Paging Load by Day-of-Week

Pages cluster by day. Patterns.

Pages cluster by day

Most production stacks page hardest Tuesday through Thursday during business hours, with secondary peaks on deploy days. Weekends and holidays have fewer pages but higher-severity ones because no humans are around to catch problems early. Plotting pages by day-of-week and hour-of-day reveals the real on-call shape.

Rotations should match the pattern

If 80% of pages happen Tuesday-Thursday 9am-6pm, a 24/7 follow-the-sun rotation is wasteful. Split rotation works: business-hours primary in the right time zone, off-hours fallback rotation. Off-hours rotation deserves compensation because off-hours pages are 5-10x more painful per page.

Deploy days create their own load

Friday deploys page on Saturday. Don’t ban Friday deploys; instead, page the deployer first and the on-call second.
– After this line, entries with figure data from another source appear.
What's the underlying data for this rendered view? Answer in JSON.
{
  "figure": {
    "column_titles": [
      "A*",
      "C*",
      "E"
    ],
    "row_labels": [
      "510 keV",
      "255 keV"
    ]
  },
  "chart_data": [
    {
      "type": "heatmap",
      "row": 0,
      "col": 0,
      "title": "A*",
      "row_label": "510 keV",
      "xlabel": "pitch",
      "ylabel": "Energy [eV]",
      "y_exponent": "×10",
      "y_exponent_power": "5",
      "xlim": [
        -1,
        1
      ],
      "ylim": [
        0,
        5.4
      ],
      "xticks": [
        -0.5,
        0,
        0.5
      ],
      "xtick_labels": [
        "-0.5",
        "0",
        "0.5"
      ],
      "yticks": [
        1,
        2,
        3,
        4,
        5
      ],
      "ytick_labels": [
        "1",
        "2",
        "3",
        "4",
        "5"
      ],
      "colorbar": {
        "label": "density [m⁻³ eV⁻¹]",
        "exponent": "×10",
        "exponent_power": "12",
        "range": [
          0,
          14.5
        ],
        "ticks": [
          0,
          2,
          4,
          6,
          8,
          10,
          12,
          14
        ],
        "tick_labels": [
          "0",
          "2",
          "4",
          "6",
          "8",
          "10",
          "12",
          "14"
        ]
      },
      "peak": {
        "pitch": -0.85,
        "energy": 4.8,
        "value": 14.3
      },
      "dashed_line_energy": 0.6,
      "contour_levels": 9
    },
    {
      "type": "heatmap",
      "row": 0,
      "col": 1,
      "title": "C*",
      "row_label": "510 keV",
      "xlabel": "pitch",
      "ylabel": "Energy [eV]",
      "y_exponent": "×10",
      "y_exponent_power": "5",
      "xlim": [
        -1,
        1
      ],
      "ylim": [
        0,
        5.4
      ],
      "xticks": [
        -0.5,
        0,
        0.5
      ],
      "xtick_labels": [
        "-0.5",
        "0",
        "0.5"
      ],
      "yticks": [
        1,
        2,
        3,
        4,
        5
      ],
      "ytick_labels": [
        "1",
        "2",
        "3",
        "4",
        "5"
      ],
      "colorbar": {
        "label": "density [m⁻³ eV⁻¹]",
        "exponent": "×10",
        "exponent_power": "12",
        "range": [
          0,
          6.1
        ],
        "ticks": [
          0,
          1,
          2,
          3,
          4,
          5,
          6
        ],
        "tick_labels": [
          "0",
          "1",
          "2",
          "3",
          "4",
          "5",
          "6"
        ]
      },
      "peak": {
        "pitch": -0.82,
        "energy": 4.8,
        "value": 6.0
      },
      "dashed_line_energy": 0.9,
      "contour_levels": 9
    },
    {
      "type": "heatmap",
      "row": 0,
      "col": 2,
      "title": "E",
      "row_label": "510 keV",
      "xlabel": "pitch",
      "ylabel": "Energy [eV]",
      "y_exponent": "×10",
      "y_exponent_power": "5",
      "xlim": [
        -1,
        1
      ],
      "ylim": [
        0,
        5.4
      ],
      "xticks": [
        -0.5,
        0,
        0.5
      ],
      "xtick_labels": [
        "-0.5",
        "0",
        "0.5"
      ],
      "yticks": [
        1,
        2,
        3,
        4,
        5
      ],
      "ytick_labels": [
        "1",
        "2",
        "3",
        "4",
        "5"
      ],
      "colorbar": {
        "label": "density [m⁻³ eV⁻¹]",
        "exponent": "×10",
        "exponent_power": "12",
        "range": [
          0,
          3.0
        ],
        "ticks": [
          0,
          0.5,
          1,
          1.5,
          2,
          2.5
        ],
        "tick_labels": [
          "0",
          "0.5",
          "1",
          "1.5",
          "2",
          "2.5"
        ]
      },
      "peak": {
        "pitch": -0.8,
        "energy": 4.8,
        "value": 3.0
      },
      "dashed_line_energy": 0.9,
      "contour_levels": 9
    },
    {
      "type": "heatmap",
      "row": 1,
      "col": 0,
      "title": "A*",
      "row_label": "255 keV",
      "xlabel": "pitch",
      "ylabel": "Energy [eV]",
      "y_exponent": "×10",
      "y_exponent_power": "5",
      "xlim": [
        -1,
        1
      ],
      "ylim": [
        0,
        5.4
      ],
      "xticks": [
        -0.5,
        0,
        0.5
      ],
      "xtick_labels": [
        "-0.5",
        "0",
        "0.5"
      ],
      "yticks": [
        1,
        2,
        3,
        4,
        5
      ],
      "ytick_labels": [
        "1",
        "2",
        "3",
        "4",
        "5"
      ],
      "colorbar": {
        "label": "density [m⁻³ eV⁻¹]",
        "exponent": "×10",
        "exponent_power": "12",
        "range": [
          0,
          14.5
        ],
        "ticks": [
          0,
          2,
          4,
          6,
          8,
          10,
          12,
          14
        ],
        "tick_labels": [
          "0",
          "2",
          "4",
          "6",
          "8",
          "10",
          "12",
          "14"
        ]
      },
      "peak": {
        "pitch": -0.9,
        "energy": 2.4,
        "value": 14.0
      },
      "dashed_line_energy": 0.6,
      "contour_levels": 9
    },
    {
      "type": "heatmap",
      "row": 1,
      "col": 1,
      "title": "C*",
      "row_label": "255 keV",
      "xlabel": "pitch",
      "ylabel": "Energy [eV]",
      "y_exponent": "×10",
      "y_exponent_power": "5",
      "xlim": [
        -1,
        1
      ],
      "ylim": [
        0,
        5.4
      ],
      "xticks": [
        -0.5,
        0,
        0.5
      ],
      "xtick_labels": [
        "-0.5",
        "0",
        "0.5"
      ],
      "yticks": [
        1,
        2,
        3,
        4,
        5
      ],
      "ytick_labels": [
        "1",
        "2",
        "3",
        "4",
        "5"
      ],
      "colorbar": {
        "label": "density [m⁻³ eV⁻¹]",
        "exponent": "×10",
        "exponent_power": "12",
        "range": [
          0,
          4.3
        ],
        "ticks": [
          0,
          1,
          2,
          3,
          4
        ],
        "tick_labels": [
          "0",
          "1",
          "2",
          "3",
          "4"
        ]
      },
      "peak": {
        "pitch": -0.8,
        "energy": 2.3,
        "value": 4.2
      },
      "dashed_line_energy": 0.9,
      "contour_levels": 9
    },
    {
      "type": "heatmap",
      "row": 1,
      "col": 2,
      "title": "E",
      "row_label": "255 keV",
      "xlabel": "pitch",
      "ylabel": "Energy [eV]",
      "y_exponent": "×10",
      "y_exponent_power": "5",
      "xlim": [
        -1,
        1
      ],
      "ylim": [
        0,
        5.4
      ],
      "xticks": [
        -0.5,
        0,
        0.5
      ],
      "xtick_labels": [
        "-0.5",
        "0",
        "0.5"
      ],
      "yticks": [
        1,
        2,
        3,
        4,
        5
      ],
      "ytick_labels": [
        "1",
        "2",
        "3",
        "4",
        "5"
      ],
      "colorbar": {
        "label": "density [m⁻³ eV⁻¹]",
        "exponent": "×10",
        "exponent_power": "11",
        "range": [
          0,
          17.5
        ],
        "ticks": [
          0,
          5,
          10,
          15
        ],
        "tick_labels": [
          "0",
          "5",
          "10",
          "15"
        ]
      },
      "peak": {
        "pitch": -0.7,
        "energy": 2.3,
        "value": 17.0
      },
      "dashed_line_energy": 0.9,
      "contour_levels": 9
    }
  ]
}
Tag deploys in the alerting tool so deploy-followed-by-alert routes back to the deployer; deploy-induced page rate above 20% means CI is missing regressions.

Seasonal load

Seasonal load is predictable. E-commerce: Black Friday week; tax software: April; banking: end of month and end of year. The discipline is to surge rotations during predicted peaks and mute non-critical alerts so tuning is for high-severity catches only.

How to use the data

The data drives the action. Pull 6 months of paging data, plot by day-of-week, hour-of-day, and day-of-month; reshape rotations to match the actual shape (bigger primary Tuesday-Thursday, smaller fallback on weekends); re-evaluate every 6 months because the pattern shifts with the product.